Through the Yin Yang Lens
Yin and Yang are our thinking mind’s last stop on the road to chapter 56’s, This is known as mysterious sameness. In other words, they are the simplest, most direct way to discern difference before ceasing to differentiate. Next comes, Correlations (p.565). Correlations do require diligent thought, yet severely limit the risk of dreaming up clever rationalizations. Such sophisticated thought only enables clever people to rationalize their needs and fears. As chapter 18 has it, When cleverness emerges There is great hypocrisy.
This rationalization process goes something like this. We feel strong primal emotions: need, fear, anger, envy, etc. These feelings initiate thoughts that mirror those feelings. If you feel anger, you’re likely to think angry thoughts.
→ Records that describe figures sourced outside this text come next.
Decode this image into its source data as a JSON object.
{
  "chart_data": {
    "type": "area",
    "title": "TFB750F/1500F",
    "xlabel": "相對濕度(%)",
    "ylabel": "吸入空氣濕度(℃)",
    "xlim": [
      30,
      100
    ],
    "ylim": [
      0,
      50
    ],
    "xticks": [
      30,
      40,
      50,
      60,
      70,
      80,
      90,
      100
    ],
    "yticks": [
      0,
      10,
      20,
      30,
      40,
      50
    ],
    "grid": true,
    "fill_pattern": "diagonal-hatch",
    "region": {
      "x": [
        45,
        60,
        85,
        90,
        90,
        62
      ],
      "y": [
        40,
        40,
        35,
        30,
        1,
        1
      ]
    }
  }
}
If you feel a need for something, you’re likely to think up all the reasons why you should satisfy the need. These thoughts feed back into and reinforce the initial emotions that got the thought-ball rolling. This makes it difficult to be impartial and self-honest enough to make headway, as chapter 16 notes…
Pleasure’s the Bait…
Buddha said in his second truth, “Pleasure is the bait; the result is pain”. It is one of Nature’s finest hoodwinks. Pleasure attracts living things toward that which benefits survival. On the other hand, seeing beneath the attractive surface often reveals the hook you may want to avoid. This wisdom is also a survival advantage. (See How the Hoodwink Hooks, p.100)
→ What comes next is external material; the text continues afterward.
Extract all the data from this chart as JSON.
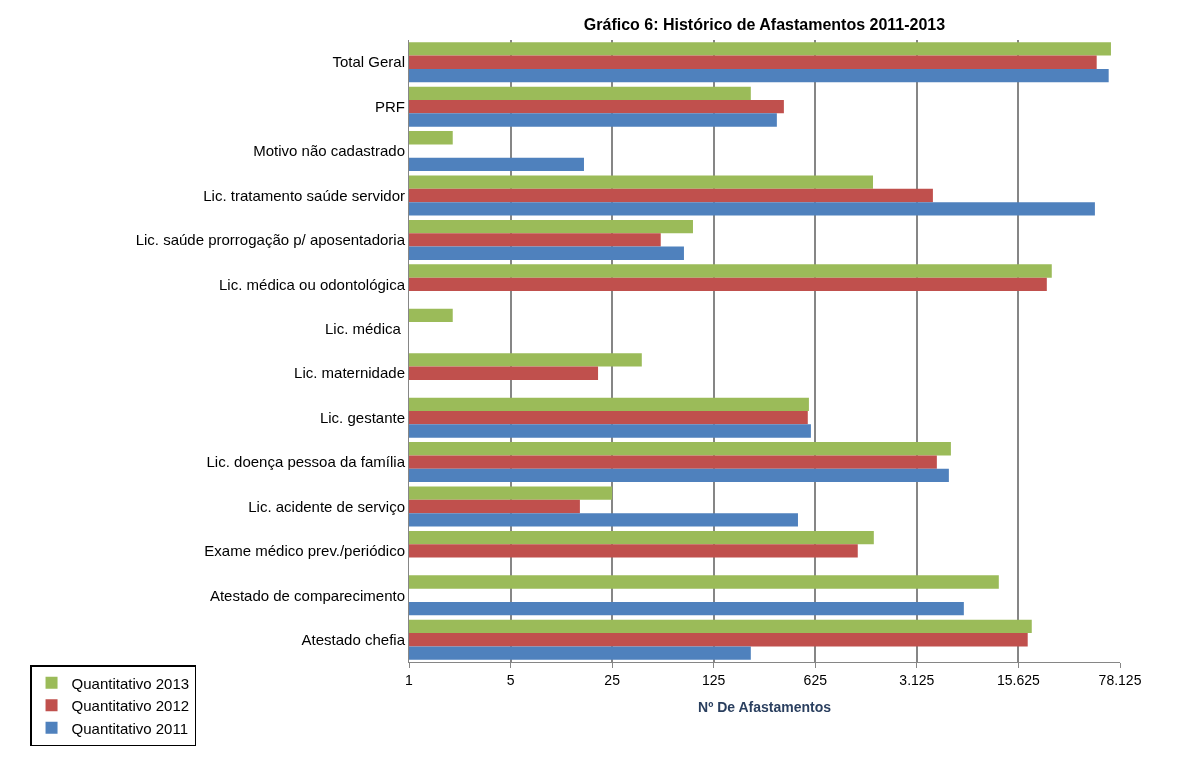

Valuing life for the experience, with a bit less regard for the pleasure or pain of the experience, gives one a survival advantage. Wariness of pleasure—the driver of life’s actions—even as instinct clamors for immediate satisfaction, is naturally difficult. “A peace that is ever the same”, as the Bhagavad Gita puts it, is only possible by increasing impartiality in regards to pleasure and pain. With a greater “Take it or leave it” attitude, life flows a bit smoother. You suffer when its time comes, and you enjoy when its time comes. As the old Zen saying put it, “In winter I shiver; in summer I sweat”.
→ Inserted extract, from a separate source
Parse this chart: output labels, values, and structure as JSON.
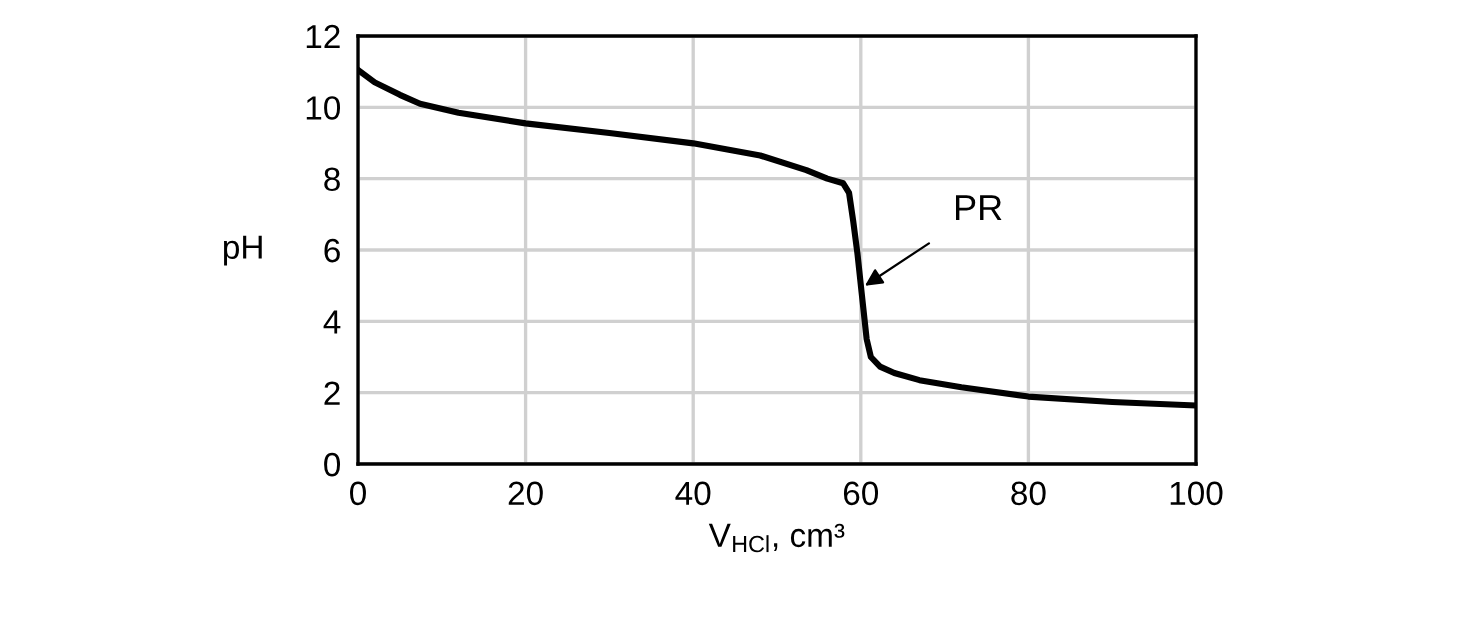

A helpful rule I recognized years ago goes like this: Short-term pleasure (leads to) long-term pain. Short-term pain (leads to) long-term pleasure. A good parallel is the handling of guns. If you assume the gun is always loaded you will be more careful and avoid shooting yourself. Likewise, if you assume short-term pleasure easily leads to long-term pain, you’ll be more careful and more likely to avoid being ‘hooked’. Obviously not all short-term pleasure leads to long-term pain, or vice versa. Each person must investigate their own life to know where, when, and how much this rule applies to them. In any case, knowing how Nature works helps us know how to deal with Her.